Posted on:1998-01-07Degree:Ph.DType:Dissertation
University:University of California, BerkeleyCandidate:Blaker, HelgeFull Text:PDF
GTID:1468390014476855Subject:Statistics
Abstract/Summary:PDF Full Text Request
This dissertation discusses several aspects of signal estimation under restrictions on the parameter space. The second chapter studies the problem of estimating the mean of a multivariate normal distribution when the parameter space can be written as a direct sum of subspaces, for instance in analysis of variance situations. Stein-type estimators for this situation are presented and their asymptotic behavior analyzed.

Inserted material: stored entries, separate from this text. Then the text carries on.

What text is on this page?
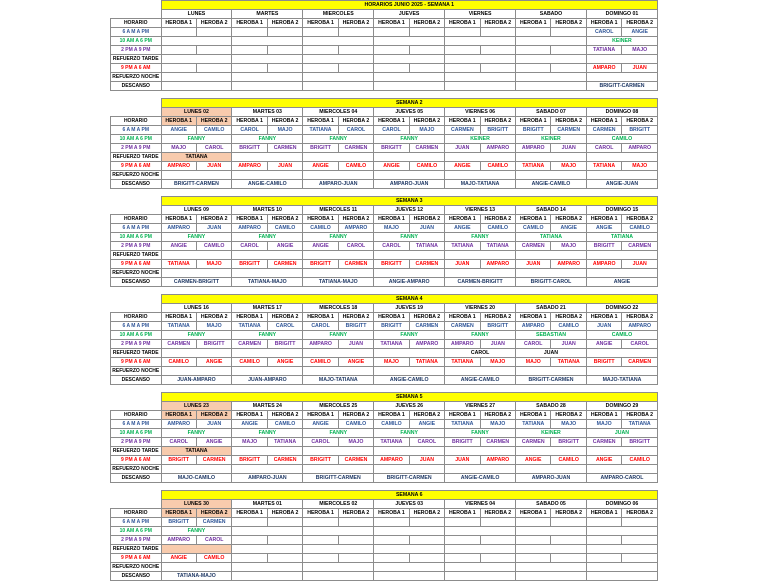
	HORARIOS JUNIO 2025 - SEMANA 1													
	LUNES		MARTES		MIERCOLES		JUEVES		VIERNES		SABADO		DOMINGO 01	
HORARIO	HEROBA 1	HEROBA 2	HEROBA 1	HEROBA 2	HEROBA 1	HEROBA 2	HEROBA 1	HEROBA 2	HEROBA 1	HEROBA 2	HEROBA 1	HEROBA 2	HEROBA 1	HEROBA 2
6 A M A PM													CAROL	ANGIE
10 AM A 6 PM													KEINER	
2 PM A 9 PM													TATIANA	MAJO
REFUERZO TARDE														
9 PM A 6 AM													AMPARO	JUAN
REFUERZO NOCHE														
DESCANSO													BRIGITT-CARMEN	
	SEMANA 2													
	LUNES 02		MARTES 03		MIERCOLES 04		JUEVES 05		VIERNES 06		SABADO 07		DOMINGO 08	
HORARIO	HEROBA 1	HEROBA 2	HEROBA 1	HEROBA 2	HEROBA 1	HEROBA 2	HEROBA 1	HEROBA 2	HEROBA 1	HEROBA 2	HEROBA 1	HEROBA 2	HEROBA 1	HEROBA 2
6 A M A PM	ANGIE	CAMILO	CAROL	MAJO	TATIANA	CAROL	CAROL	MAJO	CARMEN	BRIGITT	BRIGITT	CARMEN	CARMEN	BRIGITT
10 AM A 6 PM	FANNY		FANNY		FANNY		FANNY		KEINER		KEINER		CAMILO	
2 PM A 9 PM	MAJO	CAROL	BRIGITT	CARMEN	BRIGITT	CARMEN	BRIGITT	CARMEN	JUAN	AMPARO	AMPARO	JUAN	CAROL	AMPARO
REFUERZO TARDE	TATIANA													
9 PM A 6 AM	AMPARO	JUAN	AMPARO	JUAN	ANGIE	CAMILO	ANGIE	CAMILO	ANGIE	CAMILO	TATIANA	MAJO	TATIANA	MAJO
REFUERZO NOCHE														
DESCANSO	BRIGITT-CARMEN		ANGIE-CAMILO		AMPARO-JUAN		AMPARO-JUAN		MAJO-TATIANA		ANGIE-CAMILO		ANGIE-JUAN	
	SEMANA 3													
	LUNES 09		MARTES 10		MIERCOLES 11		JUEVES 12		VIERNES 13		SABADO 14		DOMINGO 15	
HORARIO	HEROBA 1	HEROBA 2	HEROBA 1	HEROBA 2	HEROBA 1	HEROBA 2	HEROBA 1	HEROBA 2	HEROBA 1	HEROBA 2	HEROBA 1	HEROBA 2	HEROBA 1	HEROBA 2
6 A M A PM	AMPARO	JUAN	AMPARO	CAMILO	CAMILO	AMPARO	MAJO	JUAN	ANGIE	CAMILO	CAMILO	ANGIE	ANGIE	CAMILO
10 AM A 6 PM	FANNY		FANNY		FANNY		FANNY		FANNY		TATIANA		TATIANA	
2 PM A 9 PM	ANGIE	CAMILO	CAROL	ANGIE	ANGIE	CAROL	CAROL	TATIANA	TATIANA	TATIANA	CARMEN	MAJO	BRIGITT	CARMEN
REFUERZO TARDE														
9 PM A 6 AM	TATIANA	MAJO	BRIGITT	CARMEN	BRIGITT	CARMEN	BRIGITT	CARMEN	JUAN	AMPARO	JUAN	AMPARO	AMPARO	JUAN
REFUERZO NOCHE														
DESCANSO	CARMEN-BRIGITT		TATIANA-MAJO		TATIANA-MAJO		ANGIE-AMPARO		CARMEN-BRIGITT		BRIGITT-CAROL		ANGIE	
	SEMANA 4													
	LUNES 16		MARTES 17		MIERCOLES 18		JUEVES 19		VIERNES 20		SABADO 21		DOMINGO 22	
HORARIO	HEROBA 1	HEROBA 2	HEROBA 1	HEROBA 2	HEROBA 1	HEROBA 2	HEROBA 1	HEROBA 2	HEROBA 1	HEROBA 2	HEROBA 1	HEROBA 2	HEROBA 1	HEROBA 2
6 A M A PM	TATIANA	MAJO	TATIANA	CAROL	CAROL	BRIGITT	BRIGITT	CARMEN	CARMEN	BRIGITT	AMPARO	CAMILO	JUAN	AMPARO
10 AM A 6 PM	FANNY		FANNY		FANNY		FANNY		FANNY		SEBASTIAN		CAMILO	
2 PM A 9 PM	CARMEN	BRIGITT	CARMEN	BRIGITT	AMPARO	JUAN	TATIANA	AMPARO	AMPARO	JUAN	CAROL	JUAN	ANGIE	CAROL
REFUERZO TARDE									CAROL		JUAN			
9 PM A 6 AM	CAMILO	ANGIE	CAMILO	ANGIE	CAMILO	ANGIE	MAJO	TATIANA	TATIANA	MAJO	MAJO	TATIANA	BRIGITT	CARMEN
REFUERZO NOCHE														
DESCANSO	JUAN-AMPARO		JUAN-AMPARO		MAJO-TATIANA		ANGIE-CAMILO		ANGIE-CAMILO		BRIGITT-CARMEN		MAJO-TATIANA	
	SEMANA 5													
	LUNES 23		MARTES 24		MIERCOLES 25		JUEVES 26		VIERNES 27		SABADO 28		DOMINGO 29	
HORARIO	HEROBA 1	HEROBA 2	HEROBA 1	HEROBA 2	HEROBA 1	HEROBA 2	HEROBA 1	HEROBA 2	HEROBA 1	HEROBA 2	HEROBA 1	HEROBA 2	HEROBA 1	HEROBA 2
6 A M A PM	AMPARO	JUAN	ANGIE	CAMILO	ANGIE	CAMILO	CAMILO	ANGIE	TATIANA	MAJO	TATIANA	MAJO	MAJO	TATIANA
10 AM A 6 PM	FANNY		FANNY		FANNY		FANNY		FANNY		KEINER		JUAN	
2 PM A 9 PM	CAROL	ANGIE	MAJO	TATIANA	CAROL	MAJO	TATIANA	CAROL	BRIGITT	CARMEN	CARMEN	BRIGITT	CARMEN	BRIGITT
REFUERZO TARDE	TATIANA													
9 PM A 6 AM	BRIGITT	CARMEN	BRIGITT	CARMEN	BRIGITT	CARMEN	AMPARO	JUAN	JUAN	AMPARO	ANGIE	CAMILO	ANGIE	CAMILO
REFUERZO NOCHE														
DESCANSO	MAJO-CAMILO		AMPARO-JUAN		BRIGITT-CARMEN		BRIGITT-CARMEN		ANGIE-CAMILO		AMPARO-JUAN		AMPARO-CAROL	
	SEMANA 6													
	LUNES 30		MARTES 01		MIERCOLES 02		JUEVES 03		VIERNES 04		SABADO 05		DOMINGO 06	
HORARIO	HEROBA 1	HEROBA 2	HEROBA 1	HEROBA 2	HEROBA 1	HEROBA 2	HEROBA 1	HEROBA 2	HEROBA 1	HEROBA 2	HEROBA 1	HEROBA 2	HEROBA 1	HEROBA 2
6 A M A PM	BRIGITT	CARMEN												
10 AM A 6 PM	FANNY													
2 PM A 9 PM	AMPARO	CAROL												
REFUERZO TARDE														
9 PM A 6 AM	ANGIE	CAMILO												
REFUERZO NOCHE														
DESCANSO	TATIANA-MAJO													
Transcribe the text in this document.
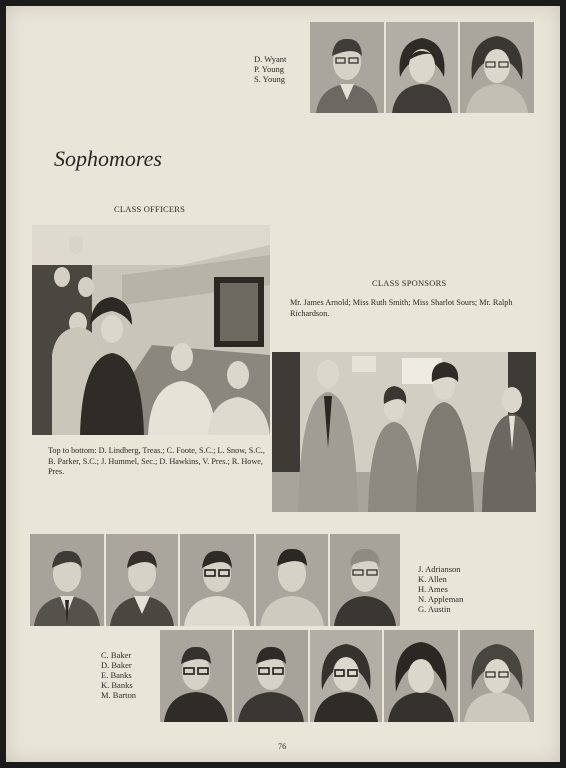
D. Wyant
P. Young
S. Young
Sophomores
CLASS OFFICERS
Top to bottom: D. Lindberg, Treas.; C. Foote, S.C.; L. Snow, S.C., B. Parker, S.C.; J. Hummel, Sec.; D. Hawkins, V. Pres.; R. Howe, Pres.
CLASS SPONSORS
Mr. James Arnold; Miss Ruth Smith; Miss Sharlot Sours; Mr. Ralph Richardson.
J. Adrianson
K. Allen
H. Ames
N. Appleman
G. Austin
C. Baker
D. Baker
E. Banks
K. Banks
M. Barton
76
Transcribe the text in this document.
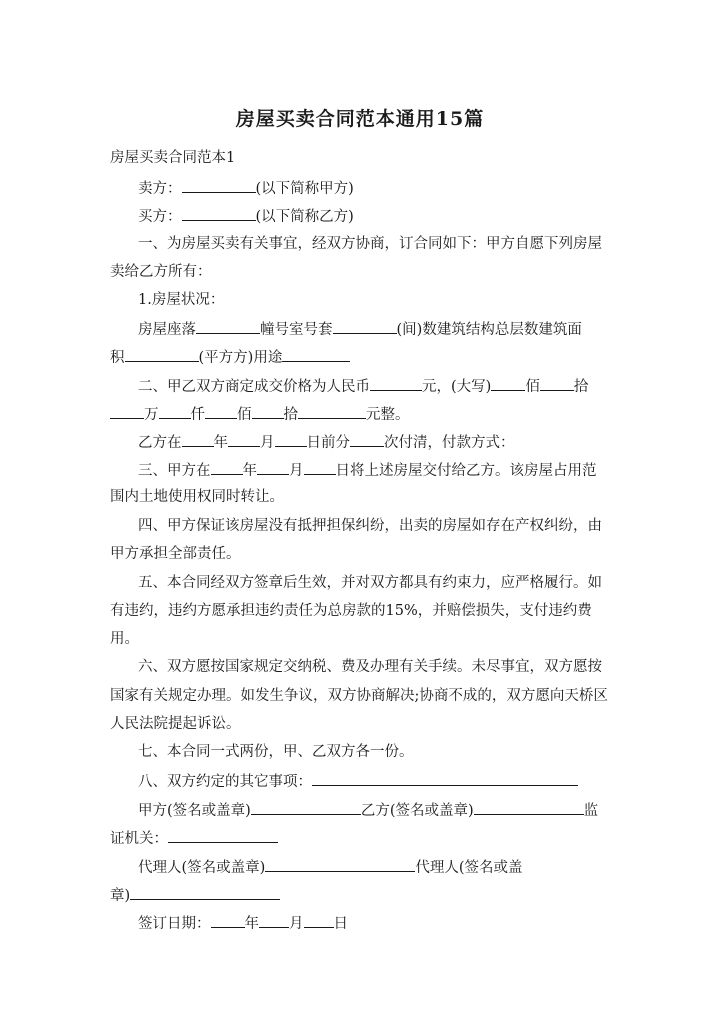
房屋买卖合同范本通用15篇
房屋买卖合同范本1
卖方：	(以下简称甲方)
买方：	(以下简称乙方)
一、为房屋买卖有关事宜，经双方协商，订合同如下：甲方自愿下列房屋
卖给乙方所有：
1.房屋状况：
房屋座落	幢号室号套	(间)数建筑结构总层数建筑面
积	(平方方)用途
二、甲乙双方商定成交价格为人民币	元，(大写) 佰 拾
万 仟 佰 拾	元整。
乙方在 年 月 日前分 次付清，付款方式：
三、甲方在 年 月 日将上述房屋交付给乙方。该房屋占用范
围内土地使用权同时转让。
四、甲方保证该房屋没有抵押担保纠纷，出卖的房屋如存在产权纠纷，由
甲方承担全部责任。
五、本合同经双方签章后生效，并对双方都具有约束力，应严格履行。如
有违约，违约方愿承担违约责任为总房款的15%，并赔偿损失，支付违约费
用。
六、双方愿按国家规定交纳税、费及办理有关手续。未尽事宜，双方愿按
国家有关规定办理。如发生争议，双方协商解决;协商不成的，双方愿向天桥区
人民法院提起诉讼。
七、本合同一式两份，甲、乙双方各一份。
八、双方约定的其它事项：
甲方(签名或盖章)	乙方(签名或盖章)	监
证机关：
代理人(签名或盖章)	代理人(签名或盖
章)
签订日期： 年 月 日
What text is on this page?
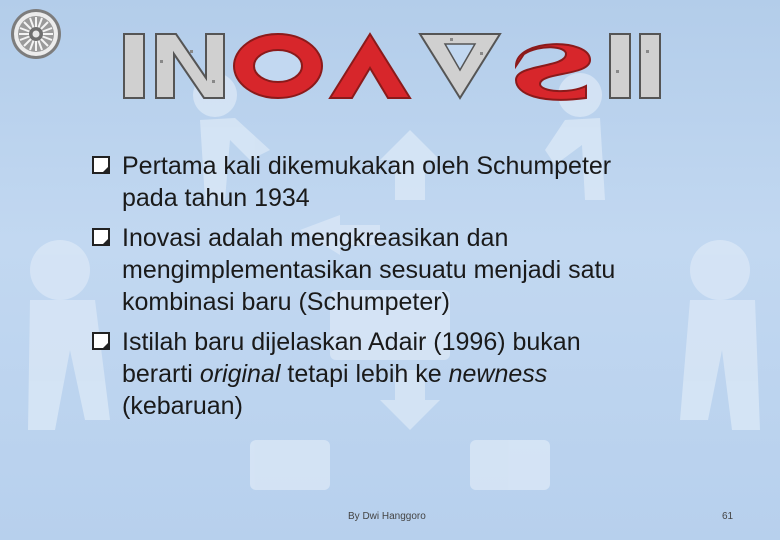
Pertama kali dikemukakan oleh Schumpeter
pada tahun 1934
Inovasi adalah mengkreasikan dan
mengimplementasikan sesuatu menjadi satu
kombinasi baru (Schumpeter)
Istilah baru dijelaskan Adair (1996) bukan
berarti original tetapi lebih ke newness
(kebaruan)
By Dwi Hanggoro	61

In chapter three, we study the special case of shrinkage estimation in linear regression. Different shrinkage schemes are presented and their performance evaluated on real data of near-infrared measurements on food, where extreme collinearity is often a problem. Chapter four deals with minimax estimation over linear estimators in regression under certain restrictions on the parameter space. 'Oracle' estimators achieving Pinsker's minimax bound when the size of the parameter space is known are deduced and shown to be superior to ridge regression. It is argued that an adaptive version of this estimator where the size of the parameter space is estimated from the data is the natural 'Stein' estimator in regression problem. The minimax estimator is related to 'Speckman' splines in nonparametric regression. The last chapter discusses construction of confidence sets for a class of linear smoothers that includes minimax regression, ridge regression and principal components regression. A simulation study compares confidence sets centered at these estimators using asymptotic theory and bootstrap.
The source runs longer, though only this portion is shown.